22. The method of claim 9, which provides for the continuous production of embryonic stem cells by passaging the resultant embryonic stem cell monolayers into a new culture medium or onto a new feeder layer when the cells start to differentiate and/or to develop an embryoid appearance.

23. The method of claim 22, wherein said passaging is effected about every seven to ten days.

24. The method of claim 10, wherein prior to disaggregation, the embryo is treated with cytochalasin B.

25. The method of claim 9, wherein the blastomeres are cultured on top, underneath or between one or more feeder layers.

26. A method for nuclear transplantation in ungulates wherein the improvement comprises: introducing into an enucleated recipient oocyte an embryonic stem cell produced using ungulate embryonic cells derived from a preblastocyst stage embryo.

27. The method of claim 26, wherein the embryonic stem cells are of bovine origin.

28. The method of claim 26, wherein the embryonic stem cell is produced by process comprising:

(i) removing the zona pellucida from a preblastocyst stage embryo; (ii) disaggregating the cells of the preblastocyst stage embryo to produce individual blastomeres;

(iii) culturing said blastomeres in a culture medium which prevents the differentiation thereof, but which prevents the growth and formation of embryonic stem cell colonies.

29. The method of claim 28, wherein culturing is effected in a co-culture comprising blastomeres and a feeder cell layer.

30. The method of claim 29, wherein the feeder cell layer comprises fibroblasts or rat buffalo liver cells.

31. The method of claim 28, wherein the culture medium includes β-mercaptoethanol.

32. The method of claim 28, which provides for passaging of the embryonic stem cell colonies when they start to differentiate and/or to develop an embryoid appearance.

33. The method of claim 28, wherein the zona pellucida is removed mechanically, chemically or enzymically.

34. The method of claim 32, wherein prior to mechanical disaggregation the embryo is treated with cytochalasin B.

35. A transgenic embryonic stem cell derived from an ungulate preblastocyst derived embryo cell which comprises integrated in its genome a homologous or heterologous polynucleotide.

36. The transgenic embryonic stem cell of claim 35, wherein said embryo cell is of bovine origin.

37. A method of using the transgenic embryonic stem cell of claim 35, for nuclear transplantation comprising introducing said stem cell into a recipient oocyte and fusing the oocyte and embryo stem cell to produce a transgenic ungulate embryo.

38. The method of claim 37, wherein said embryo is cultured in vitro or in vivo for a sufficient time prior to implantation into a recipient maternal animal.

39. The method of claim 37, wherein the embryonic stem cell is of bovine origin.

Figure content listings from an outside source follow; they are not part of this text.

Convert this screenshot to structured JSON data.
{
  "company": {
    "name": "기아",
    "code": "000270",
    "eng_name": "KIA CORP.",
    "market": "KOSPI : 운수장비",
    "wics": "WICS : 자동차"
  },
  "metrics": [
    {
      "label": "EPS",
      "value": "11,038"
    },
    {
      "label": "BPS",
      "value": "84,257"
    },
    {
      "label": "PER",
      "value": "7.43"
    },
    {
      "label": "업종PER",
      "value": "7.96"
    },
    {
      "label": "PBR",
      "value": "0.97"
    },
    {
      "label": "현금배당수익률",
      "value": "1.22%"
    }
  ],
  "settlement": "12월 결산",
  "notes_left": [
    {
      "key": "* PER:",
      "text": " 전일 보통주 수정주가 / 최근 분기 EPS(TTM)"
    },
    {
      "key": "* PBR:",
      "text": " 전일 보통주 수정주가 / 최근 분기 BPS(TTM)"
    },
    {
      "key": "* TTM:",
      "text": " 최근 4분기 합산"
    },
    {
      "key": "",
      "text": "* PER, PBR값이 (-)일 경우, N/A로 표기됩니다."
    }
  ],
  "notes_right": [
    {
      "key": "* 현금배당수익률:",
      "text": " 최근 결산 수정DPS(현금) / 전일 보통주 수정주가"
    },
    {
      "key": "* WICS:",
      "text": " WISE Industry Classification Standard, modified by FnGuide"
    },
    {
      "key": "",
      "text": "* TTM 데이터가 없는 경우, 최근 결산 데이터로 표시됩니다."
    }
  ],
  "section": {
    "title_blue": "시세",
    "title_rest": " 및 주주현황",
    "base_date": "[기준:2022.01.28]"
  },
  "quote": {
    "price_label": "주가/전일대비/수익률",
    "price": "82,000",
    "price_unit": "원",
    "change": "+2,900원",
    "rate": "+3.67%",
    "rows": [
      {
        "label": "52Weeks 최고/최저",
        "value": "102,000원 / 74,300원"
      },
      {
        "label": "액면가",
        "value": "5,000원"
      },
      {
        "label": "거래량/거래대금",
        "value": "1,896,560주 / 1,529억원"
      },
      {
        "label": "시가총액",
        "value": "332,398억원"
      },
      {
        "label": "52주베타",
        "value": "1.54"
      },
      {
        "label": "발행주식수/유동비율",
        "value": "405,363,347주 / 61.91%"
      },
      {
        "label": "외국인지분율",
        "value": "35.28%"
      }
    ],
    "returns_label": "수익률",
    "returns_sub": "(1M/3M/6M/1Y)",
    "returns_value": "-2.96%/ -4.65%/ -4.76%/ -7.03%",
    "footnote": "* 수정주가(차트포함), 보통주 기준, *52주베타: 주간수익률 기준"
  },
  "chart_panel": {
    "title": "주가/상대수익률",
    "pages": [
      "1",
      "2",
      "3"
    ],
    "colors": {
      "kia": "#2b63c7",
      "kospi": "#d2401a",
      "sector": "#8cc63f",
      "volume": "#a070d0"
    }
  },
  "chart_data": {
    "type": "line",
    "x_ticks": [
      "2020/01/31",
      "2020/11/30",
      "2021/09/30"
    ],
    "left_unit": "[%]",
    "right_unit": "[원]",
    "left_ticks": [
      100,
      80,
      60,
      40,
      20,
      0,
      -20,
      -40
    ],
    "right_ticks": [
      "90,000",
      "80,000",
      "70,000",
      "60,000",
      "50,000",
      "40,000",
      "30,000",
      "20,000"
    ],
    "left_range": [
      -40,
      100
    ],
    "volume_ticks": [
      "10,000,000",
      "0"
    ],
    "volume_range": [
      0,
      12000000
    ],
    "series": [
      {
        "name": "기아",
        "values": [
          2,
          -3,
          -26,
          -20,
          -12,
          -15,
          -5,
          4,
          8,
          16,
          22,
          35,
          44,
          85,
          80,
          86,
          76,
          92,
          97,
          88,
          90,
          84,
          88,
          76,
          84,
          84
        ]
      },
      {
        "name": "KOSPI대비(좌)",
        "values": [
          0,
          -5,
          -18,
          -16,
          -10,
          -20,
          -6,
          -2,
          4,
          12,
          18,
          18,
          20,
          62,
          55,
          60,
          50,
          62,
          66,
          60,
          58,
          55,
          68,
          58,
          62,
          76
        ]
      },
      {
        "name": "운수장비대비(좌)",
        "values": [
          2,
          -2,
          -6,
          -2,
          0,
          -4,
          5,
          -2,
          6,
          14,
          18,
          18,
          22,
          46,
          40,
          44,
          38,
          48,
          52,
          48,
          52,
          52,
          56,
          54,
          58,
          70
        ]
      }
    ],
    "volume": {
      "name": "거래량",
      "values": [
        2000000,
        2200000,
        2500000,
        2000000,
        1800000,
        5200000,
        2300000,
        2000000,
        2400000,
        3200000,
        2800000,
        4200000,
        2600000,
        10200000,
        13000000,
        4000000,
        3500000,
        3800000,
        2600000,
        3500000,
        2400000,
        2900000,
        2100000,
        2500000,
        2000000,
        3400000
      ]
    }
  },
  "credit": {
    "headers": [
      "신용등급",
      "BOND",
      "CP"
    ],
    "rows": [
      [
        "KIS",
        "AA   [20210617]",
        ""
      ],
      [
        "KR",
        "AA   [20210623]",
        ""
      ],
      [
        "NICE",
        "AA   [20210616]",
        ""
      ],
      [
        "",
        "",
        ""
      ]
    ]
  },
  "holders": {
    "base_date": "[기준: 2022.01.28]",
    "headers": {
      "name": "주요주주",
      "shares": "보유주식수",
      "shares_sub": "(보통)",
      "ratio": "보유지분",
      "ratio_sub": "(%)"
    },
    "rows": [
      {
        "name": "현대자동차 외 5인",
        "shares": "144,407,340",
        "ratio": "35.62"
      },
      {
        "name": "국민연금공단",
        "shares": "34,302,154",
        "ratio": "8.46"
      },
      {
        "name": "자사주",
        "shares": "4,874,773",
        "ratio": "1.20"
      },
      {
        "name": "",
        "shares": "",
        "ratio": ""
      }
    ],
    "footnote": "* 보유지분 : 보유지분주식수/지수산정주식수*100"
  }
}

40. The method of claim 38, wherein the embryonic stem cell is of bovine origin and the recipient animal is a bovine.

41. A method for producing a chimeric embryo comprising introducing one or more embryonic stem cells derived from preblastocyst stage embryo into an early stage embryo to produce a chimeric embryo which expresses the genotype of the introduced embryonic stem cells in some or all of its cells.

42. The method of claim 41, wherein the introduced embryonic stem cells are transgenic.

43. The method of claim 41, wherein the early stage embryo is bovine.